The self-referencing sector in T3 S1, and forward-referencing track in T3 S3, have the high bit set, because traversing those links would take you to the start of the list. The backward reference doesn't have the high bit set, though it probably should. (In some files, such as the directories on the Gutenberg program disks, it looks like the backward reference in the first sector didn't get updated when the file expanded. Use backward links with caution.)

Some of the Gutenberg disks refer to files in track 0. Some of the track/sector links for these files follow the directory convention of recording 0x00 as 0x40.

The first sector of the disk directory lives in track 17, sector 7. The first entry in the directory is itself, represented as a locked file called DIR. Additional directory sectors can be found by traversing the linked list pointers.

Each directory sector holds 15 entries, and looks like this:

+$00 / 1: previous track
+$01 / 1: previous sector
+$02 / 1: current track
+$03 / 1: current sector
+$04 / 1: next track
+$05 / 1: next sector
+$06 / 9: volume name, high ASCII padded with spaces
+$0f / 1: $8d (high-ASCII carriage return)
+$10 /16: entry #0
 ...
+$f0 /16: entry #14

The volume name is found in all directory sectors. The individual entries have the form:

+$00 /12: filename, high ASCII padded with spaces
+$0c / 1: file start track number
+$0d / 1: file start sector number
+$0e / 1: file type: high-ASCII ' ', 'L', 'M', or 'P'
+$0f / 1: $8d (high-ASCII carriage return)
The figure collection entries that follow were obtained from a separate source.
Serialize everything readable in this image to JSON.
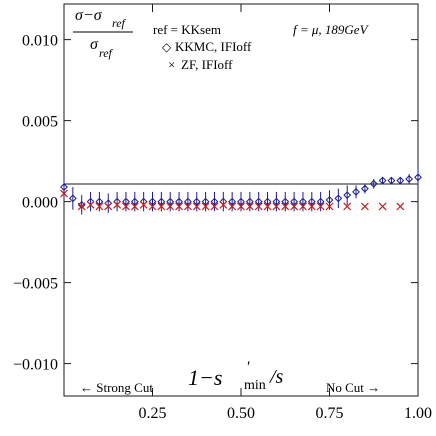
{
  "chart_data": {
    "type": "scatter",
    "xlim": [
      0.0,
      1.0
    ],
    "ylim": [
      -0.012,
      0.0122
    ],
    "x_ticks": [
      0.25,
      0.5,
      0.75,
      1.0
    ],
    "x_tick_labels": [
      "0.25",
      "0.50",
      "0.75",
      "1.00"
    ],
    "y_ticks": [
      0.01,
      0.005,
      0.0,
      -0.005,
      -0.01
    ],
    "y_tick_labels": [
      "0.010",
      "0.005",
      "0.000",
      "−0.005",
      "−0.010"
    ],
    "ylabel": {
      "num_main": "σ−σ",
      "num_sub": "ref",
      "den_main": "σ",
      "den_sub": "ref"
    },
    "xlabel": {
      "lead": "1−s",
      "prime": "′",
      "sub": "min",
      "tail": "/s"
    },
    "legend": {
      "ref_label": "ref = KKsem",
      "setting": "f = μ, 189GeV",
      "entries": [
        {
          "marker": "◇",
          "label": "KKMC, IFIoff",
          "color": "#1a1a8c"
        },
        {
          "marker": "×",
          "label": "ZF, IFIoff",
          "color": "#cc2020"
        }
      ]
    },
    "annotations": {
      "left": "← Strong Cut",
      "right": "No Cut →"
    },
    "reference_line": 0.0,
    "series": [
      {
        "name": "KKMC, IFIoff",
        "marker": "diamond",
        "color": "#1a1a8c",
        "x": [
          0.0,
          0.025,
          0.05,
          0.075,
          0.1,
          0.125,
          0.15,
          0.175,
          0.2,
          0.225,
          0.25,
          0.275,
          0.3,
          0.325,
          0.35,
          0.375,
          0.4,
          0.425,
          0.45,
          0.475,
          0.5,
          0.525,
          0.55,
          0.575,
          0.6,
          0.625,
          0.65,
          0.675,
          0.7,
          0.725,
          0.75,
          0.775,
          0.8,
          0.825,
          0.85,
          0.875,
          0.9,
          0.925,
          0.95,
          0.975,
          1.0
        ],
        "y": [
          0.0009,
          0.0002,
          -0.0002,
          0.0,
          0.0,
          -0.0001,
          0.0,
          0.0,
          0.0,
          0.0,
          0.0,
          0.0,
          0.0,
          0.0,
          0.0,
          0.0,
          0.0,
          0.0,
          0.0,
          0.0,
          0.0,
          0.0,
          0.0,
          0.0,
          0.0,
          0.0,
          0.0,
          0.0,
          0.0,
          0.0,
          0.0001,
          0.0002,
          0.0004,
          0.0006,
          0.0008,
          0.0011,
          0.0013,
          0.0013,
          0.0013,
          0.0014,
          0.0015
        ],
        "err": [
          0.0007,
          0.0007,
          0.0006,
          0.0006,
          0.0006,
          0.0006,
          0.0006,
          0.0006,
          0.0006,
          0.0006,
          0.0006,
          0.0006,
          0.0006,
          0.0006,
          0.0006,
          0.0006,
          0.0006,
          0.0006,
          0.0006,
          0.0006,
          0.0006,
          0.0006,
          0.0006,
          0.0006,
          0.0006,
          0.0006,
          0.0006,
          0.0006,
          0.0006,
          0.0006,
          0.0006,
          0.0006,
          0.0006,
          0.0004,
          0.0003,
          0.0003,
          0.0002,
          0.0002,
          0.0002,
          0.0003,
          0.0006
        ]
      },
      {
        "name": "ZF, IFIoff",
        "marker": "cross",
        "color": "#cc2020",
        "x": [
          0.0,
          0.05,
          0.075,
          0.1,
          0.125,
          0.15,
          0.175,
          0.2,
          0.225,
          0.25,
          0.275,
          0.3,
          0.325,
          0.35,
          0.375,
          0.4,
          0.425,
          0.45,
          0.475,
          0.5,
          0.525,
          0.55,
          0.575,
          0.6,
          0.625,
          0.65,
          0.675,
          0.7,
          0.725,
          0.75,
          0.8,
          0.85,
          0.9,
          0.95
        ],
        "y": [
          0.0005,
          -0.0003,
          -0.0002,
          -0.0003,
          -0.0003,
          -0.0002,
          -0.0003,
          -0.0003,
          -0.0002,
          -0.0003,
          -0.0003,
          -0.0003,
          -0.0003,
          -0.0003,
          -0.0003,
          -0.0003,
          -0.0003,
          -0.0002,
          -0.0003,
          -0.0003,
          -0.0003,
          -0.0003,
          -0.0003,
          -0.0003,
          -0.0003,
          -0.0003,
          -0.0003,
          -0.0003,
          -0.0003,
          -0.0003,
          -0.0003,
          -0.0003,
          -0.0003,
          -0.0003
        ]
      }
    ]
  }
}
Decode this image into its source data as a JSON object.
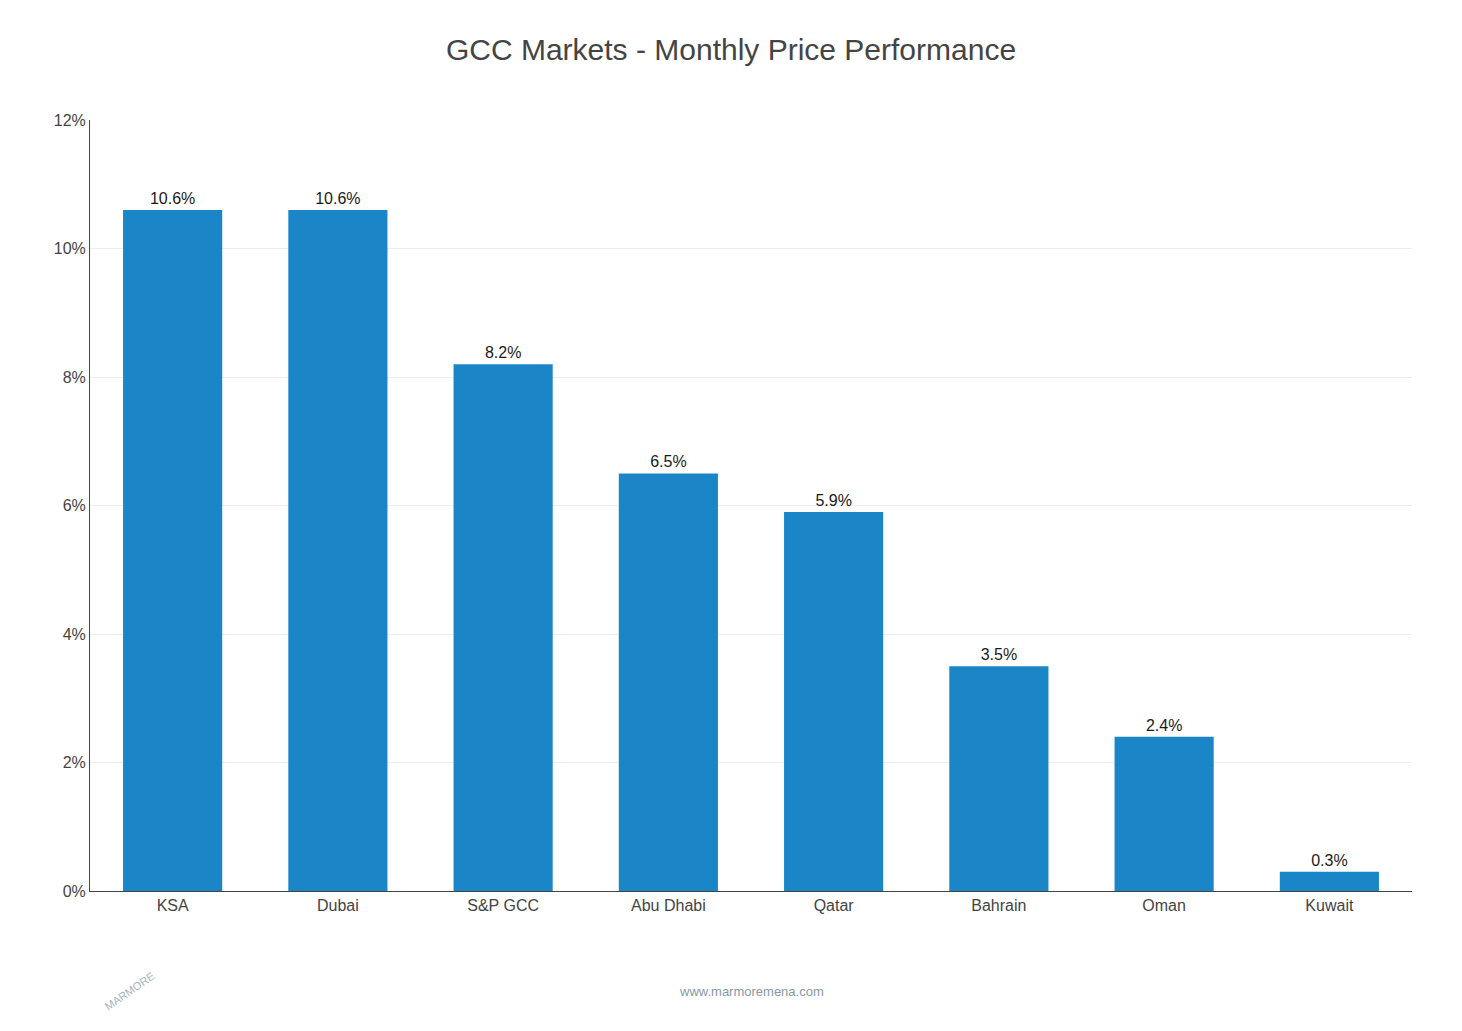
{
  "chart_data": {
    "type": "bar",
    "title": "GCC Markets - Monthly Price Performance",
    "categories": [
      "KSA",
      "Dubai",
      "S&P GCC",
      "Abu Dhabi",
      "Qatar",
      "Bahrain",
      "Oman",
      "Kuwait"
    ],
    "values": [
      10.6,
      10.6,
      8.2,
      6.5,
      5.9,
      3.5,
      2.4,
      0.3
    ],
    "value_labels": [
      "10.6%",
      "10.6%",
      "8.2%",
      "6.5%",
      "5.9%",
      "3.5%",
      "2.4%",
      "0.3%"
    ],
    "data_labels": true,
    "color": "#1a86c8",
    "ylim": [
      0,
      12
    ],
    "yticks": [
      {
        "value": 0,
        "label": "0%"
      },
      {
        "value": 2,
        "label": "2%"
      },
      {
        "value": 4,
        "label": "4%"
      },
      {
        "value": 6,
        "label": "6%"
      },
      {
        "value": 8,
        "label": "8%"
      },
      {
        "value": 10,
        "label": "10%"
      },
      {
        "value": 12,
        "label": "12%"
      }
    ],
    "grid": true,
    "annotations": [
      "www.marmoremena.com",
      "MARMORE"
    ]
  }
}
Directory sectors are initialized to $a0, with $8d every 16 bytes. This comes in handy when the DIR file is loaded and displayed within the program's text editor.
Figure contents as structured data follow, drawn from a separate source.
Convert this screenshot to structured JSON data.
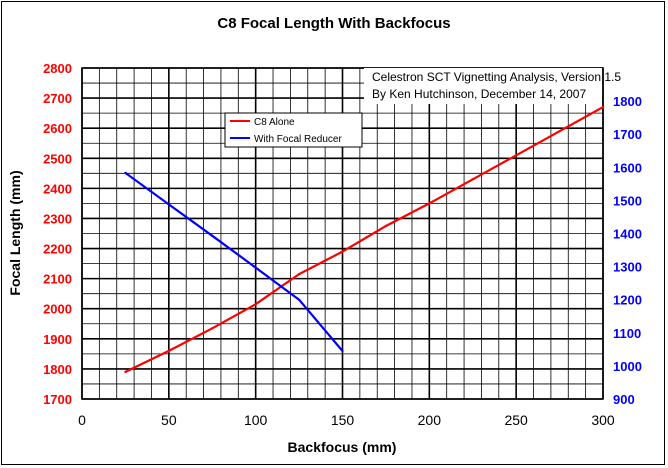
{
  "chart_data": {
    "type": "line",
    "title": "C8 Focal Length With Backfocus",
    "xlabel": "Backfocus (mm)",
    "ylabel": "Focal Length (mm)",
    "xlim": [
      0,
      300
    ],
    "ylim": [
      1700,
      2800
    ],
    "y2lim": [
      900,
      1900
    ],
    "x_ticks": [
      0,
      50,
      100,
      150,
      200,
      250,
      300
    ],
    "y_ticks": [
      1700,
      1800,
      1900,
      2000,
      2100,
      2200,
      2300,
      2400,
      2500,
      2600,
      2700,
      2800
    ],
    "y2_ticks": [
      900,
      1000,
      1100,
      1200,
      1300,
      1400,
      1500,
      1600,
      1700,
      1800
    ],
    "grid": true,
    "legend_position": "top-center",
    "annotation_lines": [
      "Celestron SCT Vignetting Analysis, Version 1.5",
      "By Ken Hutchinson, December 14, 2007"
    ],
    "series": [
      {
        "name": "C8 Alone",
        "color": "#ff0000",
        "axis": "left",
        "x": [
          25,
          50,
          75,
          100,
          125,
          150,
          175,
          200,
          225,
          250,
          275,
          300
        ],
        "values": [
          1790,
          1860,
          1935,
          2015,
          2115,
          2190,
          2275,
          2350,
          2430,
          2510,
          2590,
          2670
        ]
      },
      {
        "name": "With Focal Reducer",
        "color": "#0000ff",
        "axis": "right",
        "x": [
          25,
          50,
          75,
          100,
          125,
          150
        ],
        "values": [
          1583,
          1488,
          1393,
          1297,
          1200,
          1045
        ]
      }
    ]
  }
}
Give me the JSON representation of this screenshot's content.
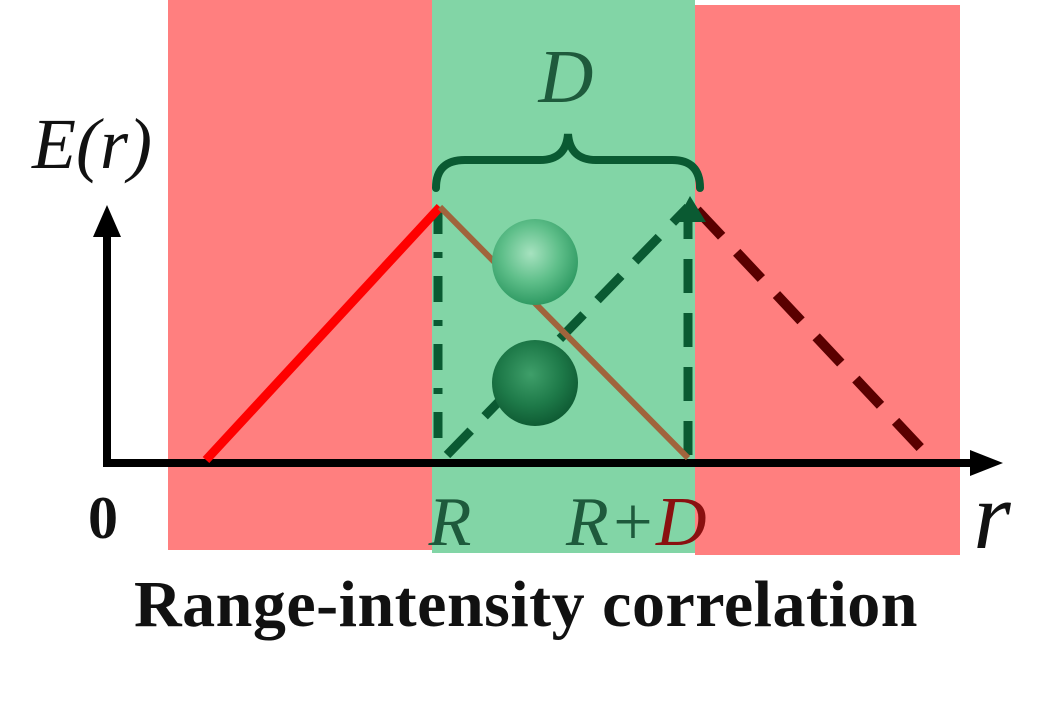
{
  "diagram": {
    "y_label": "E(r)",
    "x_label": "r",
    "origin_label": "0",
    "interval_label": "D",
    "tick_labels": {
      "r_start": "R",
      "r_end_prefix": "R+",
      "r_end_suffix": "D"
    },
    "caption": "Range-intensity correlation"
  },
  "colors": {
    "outside_region": "#ff7f7f",
    "inside_region": "#82d5a6",
    "axis": "#000000",
    "rising_line": "#ff0000",
    "falling_line": "#a0643c",
    "dashed_green": "#0a5a32",
    "dashed_dark_red": "#5a0000",
    "brace": "#0a5a32",
    "label_green": "#1e5a3c"
  }
}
The length of a file is not stored in the directory. The only way to determine it is to walk through the file, and that only yields a multiple of 250.

The boot area, which spans the first 3 tracks, is not represented by a file. Some of the sectors seem to have the six-byte headers, and the program disk references files in that area. On a newly-formatted Gutenberg, Jr. data disk, the first file is created in T3 S0.
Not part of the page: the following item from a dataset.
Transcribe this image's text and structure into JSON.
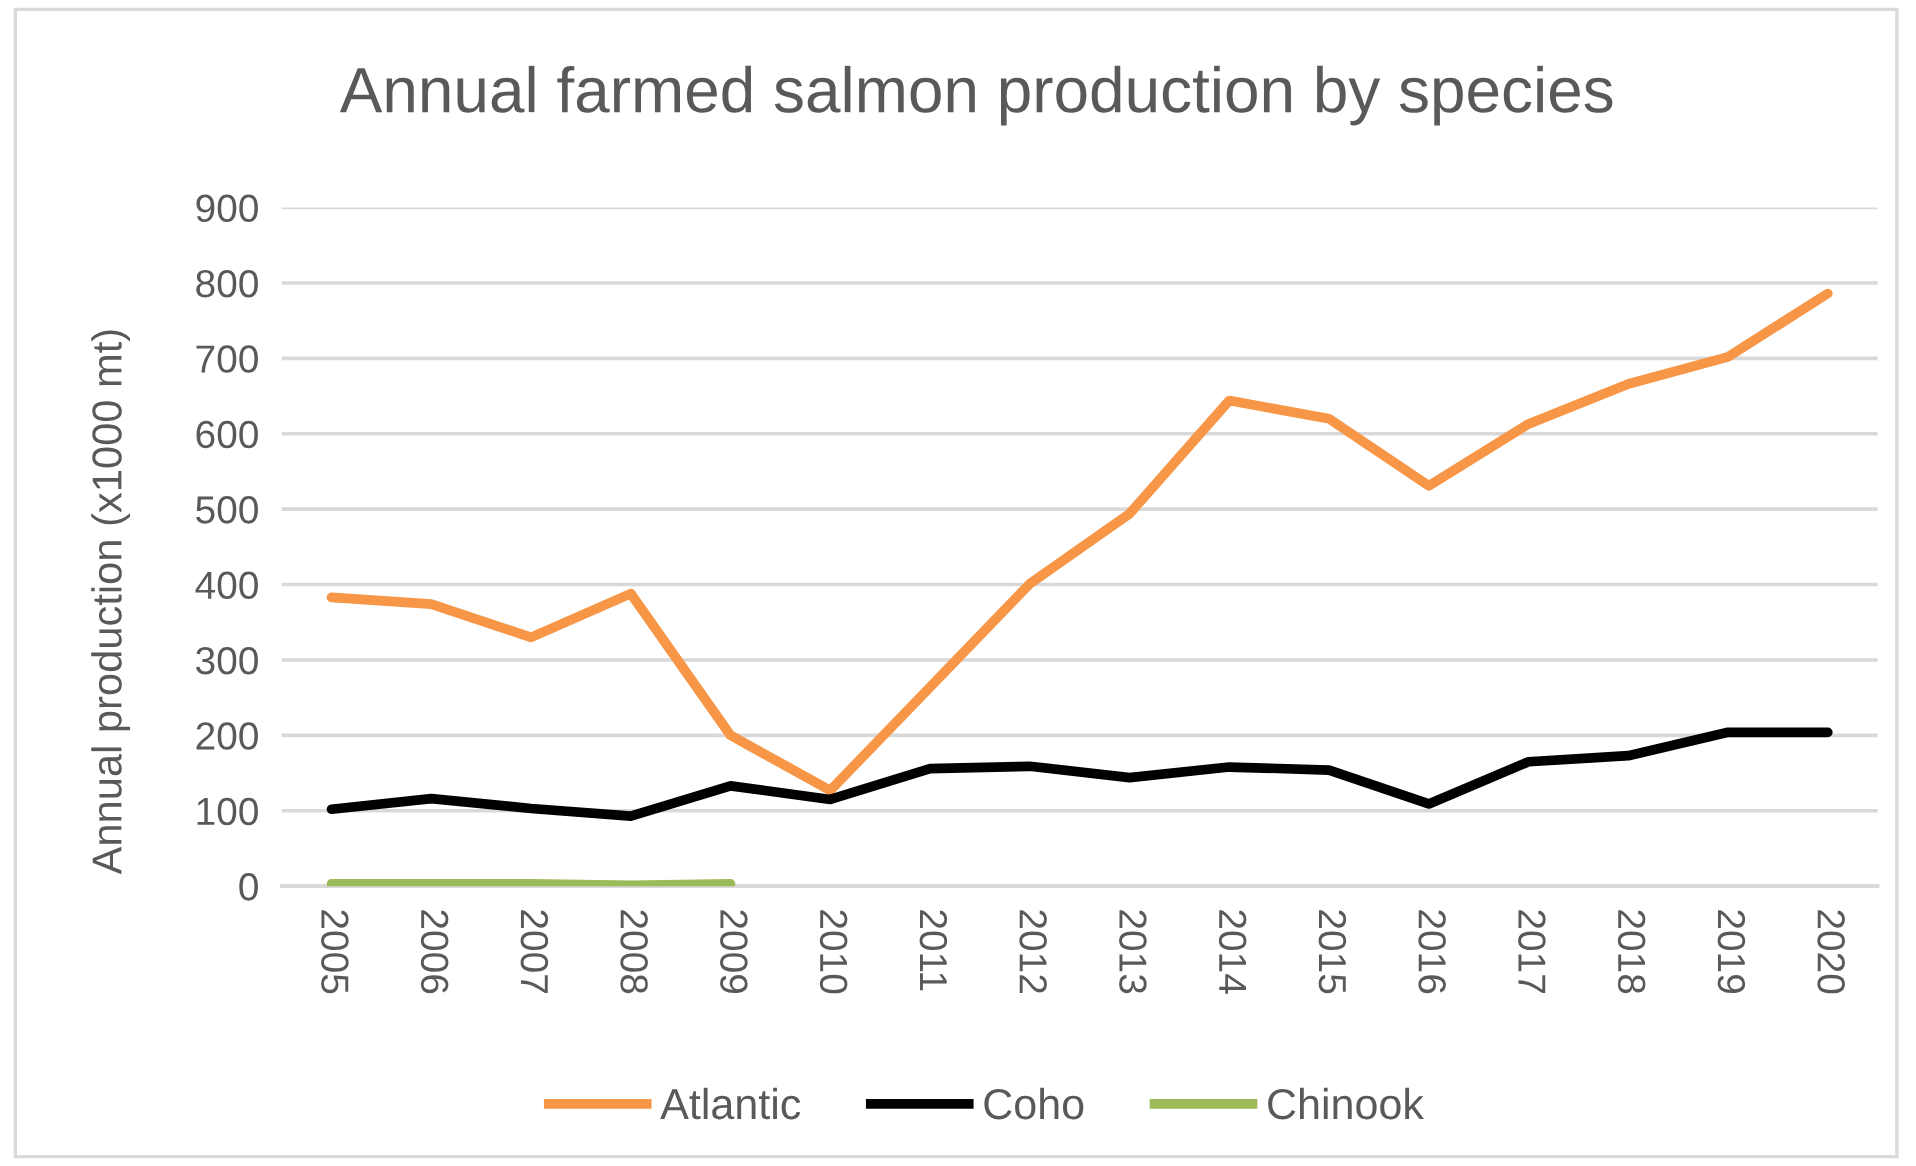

Track 17, sector 6 appears to hold a sector allocation bitmap. The format details are unknown, but allocations seem to start at track 3.

File Formats

Document files use an extended ASCII character set, and end when the first $00 byte is encountered. The program supports custom character sets, so it's only possible to display the document correctly if the character set can be identified. "Standard" characters have the high bit set, "alternate" characters have the high bit clear. Only 0x80-0x9f are considered control characters. Open the file FONTS.TABLE on the Gutenberg, Jr. program disk to see the full set of characters available.

Carriage return ($8d) is used as the end-of-line character.

The structure of "program" files is unknown. Gutenberg executables generally begin with the bytes 00 01 02 03 04 05 06 07 d3, while Gutenberg, Jr.'s start with 00 01 02 03 04 05 06 07 08 d3. The following byte appears to hold flags. This is then followed by 6502 code, or by the program name between '/' characters and then the code.

Graphics and font files have a different structure. Files of type 'M' seem to be rare; the only instance is the file FONTD.B on the Gutenberg, Jr. boot disk. (It's possible this is actually disk corruption, and there is no type 'M'.)

The filesystem does not impose a maximum file length, though exceeding (((35 - 3) * 16) - 2) = 510 sectors is impossible on a 140KB floppy disk (unless the file dips into the boot tracks).

Miscellaneous

The Gutenberg and Gutenberg, Jr. disks found online have some damaged files. For example, if you boot Gutenberg, Jr. and load CHAP.VI from side 2 into the editor, and then scroll down to the bottom, you will find a bit of text that says, "--> BOOT OTHER SIDE <--". The string comes from the boot sector, T0 S0, which is treated as part of the file due to a bad sector link in the document. Other files have overlapping regions or other issues.